Strengthen cross-border security cooperation focused on criminal economies (customs, ports, and anti-money-laundering) while protecting human rights and civic space.
Invest in rapid humanitarian financing mechanisms that can operate even amid political transitions.
For Western partners (EU, U.S., bilateral donors):
Rebalance conditionality with sustained humanitarian and development commitments targeted to civilian resilience: food security, governance reform, and livelihoods.
Emphasize multilateral procurement and capacity building (judicial reform, accountable policing) over purely tactical security provision that neglects institutions.
Coordinate with regional actors to avoid zero-sum competition that drives host regimes to seek alternative backers.
For new external actors (Russia, China and others):
Adopt transparency and accountability in security and economic contracts; otherwise, short-term gains will produce long-term instability and reputational costs.
Support multilateral platforms and norms rather than bilateral deals that sideline regional institutions.
For civil society and humanitarian actors:
Maintain principled humanitarian access and independent monitoring to document abuses, ensure aid neutrality, and protect civilians from recruitment and exploitation.
Support local conflict-resolution mechanisms and community resilience programs that reduce incentives to join armed groups.
Managing Risk in a Multipolar Sahel
The Sahel’s coups were symptomatic of deeper governance and security failures — failures that foreign policy tools alone cannot fix. Yet the international reactions to those coups have themselves shaped the region’s security trajectory. Hardline sanctions and diplomatic isolation were necessary to uphold democratic norms, but they also created leverage dilemmas when humanitarian and security costs mounted. Meanwhile, the arrival of alternative external partners complicated the policy landscape, offering quick fixes at the risk of long-term dependency and opacity.

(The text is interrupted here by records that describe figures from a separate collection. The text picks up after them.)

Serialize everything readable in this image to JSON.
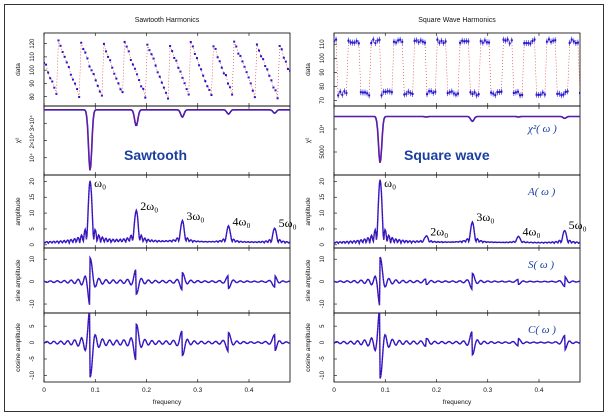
{
  "figure": {
    "xlabel": "frequency",
    "x_ticks": [
      "0",
      "0.1",
      "0.2",
      "0.3",
      "0.4"
    ],
    "row_labels": [
      "data",
      "χ²",
      "amplitude",
      "sine amplitude",
      "cosine amplitude"
    ],
    "curve_labels": [
      "χ²( ω )",
      "A( ω )",
      "S( ω )",
      "C( ω )"
    ],
    "harmonic_labels": [
      "ω₀",
      "2ω₀",
      "3ω₀",
      "4ω₀",
      "5ω₀"
    ]
  },
  "chart_data": [
    {
      "type": "multi-panel",
      "title": "Sawtooth Harmonics",
      "label": "Sawtooth",
      "xlabel": "frequency",
      "x_ticks": [
        0,
        0.1,
        0.2,
        0.3,
        0.4
      ],
      "xlim": [
        0,
        0.48
      ],
      "fundamental": 0.09,
      "colors": {
        "series": "#1010e0",
        "fit": "#e02020"
      },
      "panels": [
        {
          "ylabel": "data",
          "y_ticks": [
            80,
            90,
            100,
            110,
            120
          ],
          "ylim": [
            73,
            128
          ]
        },
        {
          "ylabel": "χ²",
          "y_ticks": [
            "10⁴",
            "2×10⁴",
            "3×10⁴"
          ],
          "ylim": [
            3500,
            31000
          ]
        },
        {
          "ylabel": "amplitude",
          "y_ticks": [
            0,
            5,
            10,
            15,
            20
          ],
          "ylim": [
            -1,
            22
          ],
          "harmonics": [
            {
              "label": "ω₀",
              "frequency": 0.09,
              "amplitude": 19.5
            },
            {
              "label": "2ω₀",
              "frequency": 0.18,
              "amplitude": 10
            },
            {
              "label": "3ω₀",
              "frequency": 0.27,
              "amplitude": 6.8
            },
            {
              "label": "4ω₀",
              "frequency": 0.36,
              "amplitude": 5.2
            },
            {
              "label": "5ω₀",
              "frequency": 0.45,
              "amplitude": 4.6
            }
          ]
        },
        {
          "ylabel": "sine amplitude",
          "y_ticks": [
            -10,
            0,
            10
          ],
          "ylim": [
            -14,
            15
          ]
        },
        {
          "ylabel": "cosine amplitude",
          "y_ticks": [
            -10,
            -5,
            0,
            5
          ],
          "ylim": [
            -12,
            9
          ]
        }
      ]
    },
    {
      "type": "multi-panel",
      "title": "Square Wave Harmonics",
      "label": "Square wave",
      "xlabel": "frequency",
      "x_ticks": [
        0,
        0.1,
        0.2,
        0.3,
        0.4
      ],
      "xlim": [
        0,
        0.48
      ],
      "fundamental": 0.09,
      "colors": {
        "series": "#1010e0",
        "fit": "#e02020"
      },
      "panels": [
        {
          "ylabel": "data",
          "y_ticks": [
            70,
            80,
            90,
            100,
            110
          ],
          "ylim": [
            66,
            118
          ]
        },
        {
          "ylabel": "χ²",
          "y_ticks": [
            "5000",
            "10⁴"
          ],
          "ylim": [
            900,
            10800
          ]
        },
        {
          "ylabel": "amplitude",
          "y_ticks": [
            0,
            5,
            10,
            15,
            20
          ],
          "ylim": [
            -1,
            22
          ],
          "harmonics": [
            {
              "label": "ω₀",
              "frequency": 0.09,
              "amplitude": 20
            },
            {
              "label": "2ω₀",
              "frequency": 0.18,
              "amplitude": 2
            },
            {
              "label": "3ω₀",
              "frequency": 0.27,
              "amplitude": 6.5
            },
            {
              "label": "4ω₀",
              "frequency": 0.36,
              "amplitude": 2
            },
            {
              "label": "5ω₀",
              "frequency": 0.45,
              "amplitude": 4
            }
          ]
        },
        {
          "ylabel": "sine amplitude",
          "y_ticks": [
            -10,
            0,
            10
          ],
          "ylim": [
            -14,
            15
          ]
        },
        {
          "ylabel": "cosine amplitude",
          "y_ticks": [
            -10,
            -5,
            0,
            5
          ],
          "ylim": [
            -12,
            9
          ]
        }
      ]
    }
  ]
}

Stabilizing the Sahel requires a calibrated mix of pressure and partnership: insistence on clear political transitions and respect for rights, combined with tangible investments in institutions, humanitarian relief, and livelihoods. Regional leadership matters — ECOWAS and the AU must be central brokers — but so does the behaviour of external actors. If outside powers prioritize sustainable stability over short-term geostrategic gains, the region stands a better chance of reversing cycles of violence and building a more durable peace.